Col. de Bathe.   Lady Katherine Egerton.   Miss Terry.  &  Mr. Stephenson in the play of “A Sheep in Wolf’s Clothing.”

This production of A Sheep in Wolf’s Clothing, a one-act play by Tom Taylor, was put on at Melton Mowbray Corn Exchange on 30 January 1861 by the Hon. Seymour Egerton, President of the Wandering Minstrels. He was then serving as a Captain in the Scots Fusilier Guards. Seymour Egerton was the brother of Lady Katherine Egerton and Lady Alice Egerton. In 1860, he founded the Wandering Minstrels, who staged concerts and provided musical accompaniments for the Windsor Strollers. Most of the actors at Melton Mowbray had previously appeared with the Old Stagers society at Canterbury, and the play had been performed by them in 1858.

Col. Henry Percival de Bathe (1823-1907), later General Sir H.P. de Bathe, 4th Bt., here playing Col. Percy Kirke, was a very keen amateur actor who was connected with both the Old Stagers and the Windsor Strollers. Col. de Bathe had served as aide-de-camp to Lord Raglan at the Siege of Sebastopol during the Crimean War, and even there he was said to have taken part in a dramatic performance put on by the Guards. The Journal of the Household Brigade of 1866 said of him, “Colonel de Bathe, as usual, was distinguished by that perfect ease which stamps the accomplished actor.”

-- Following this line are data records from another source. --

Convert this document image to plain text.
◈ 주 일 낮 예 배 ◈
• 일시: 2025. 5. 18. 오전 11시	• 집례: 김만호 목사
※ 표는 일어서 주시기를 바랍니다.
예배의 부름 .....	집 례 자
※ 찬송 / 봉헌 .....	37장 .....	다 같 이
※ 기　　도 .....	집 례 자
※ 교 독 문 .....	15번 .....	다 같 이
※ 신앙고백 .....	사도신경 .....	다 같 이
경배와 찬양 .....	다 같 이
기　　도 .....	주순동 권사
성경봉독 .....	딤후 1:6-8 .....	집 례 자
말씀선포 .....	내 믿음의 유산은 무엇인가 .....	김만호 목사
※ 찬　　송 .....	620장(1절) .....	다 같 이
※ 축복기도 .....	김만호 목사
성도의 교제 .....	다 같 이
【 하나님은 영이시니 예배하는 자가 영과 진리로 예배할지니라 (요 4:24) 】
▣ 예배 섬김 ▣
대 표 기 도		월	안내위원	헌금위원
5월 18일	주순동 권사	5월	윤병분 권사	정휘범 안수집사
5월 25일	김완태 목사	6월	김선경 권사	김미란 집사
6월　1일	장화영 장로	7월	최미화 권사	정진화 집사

Lady Katherine Grey Egerton (1835-1920), here seen playing Anne Carew, was a talented sister of Seymour Egerton. She appeared at the Grand Amateur Theatricals at Melton, not only as an actress, but also as a singer and pianist. It was said of one of the other productions in which she appeared at Melton, “The scenery of The Prison and The Palace was superbly executed; and Lady Katherine Egerton, as Elizabeth, sustained the character with telling effect. Her appearance on the stage on horseback, as an Empress, was received with loud acclaim.”The Quorn Hunt and its Masters, by William C.A. Blew.

The “Miss Terry” who appears here as a child was seven-year-old Marion Terry (1853-1930), a younger sister of Kate and Ellen Terry, one of the greatest English actresses, who both appeared with the Old Stagers in the 1860s. Tom Taylor was a close friend of the Terry family, and he may have recruited Marion for the role of Sibyl Carew in this production of the play.

Benjamin Charles Stephenson (1839-1906), here playing Jasper Carew, acted with the Old Stagers and the Windsor Strollers. He had a career as a civil servant, but in 1868 started to write for the theatre, using the pen name “Bolton Rowe”. His greatest success was the comic opera Dorothy, with the composer Alfred Cellier. He wrote The Zoo with Arthur Sullivan, and Diplomacy, a popular play. His account of the history of the Windsor Strollers appeared in Amateur Clubs and Actors, W.G. Elliot, ed., which is available as an e-book.

(Tom Taylor was also involved in many productions by the Old Stagers in the 1850s, both as actor and author of many of the plays they put on, and the Epilogues, with which they closed the evening. The full text of A Sheep in Wolf’s Clothing is available as an e-book.)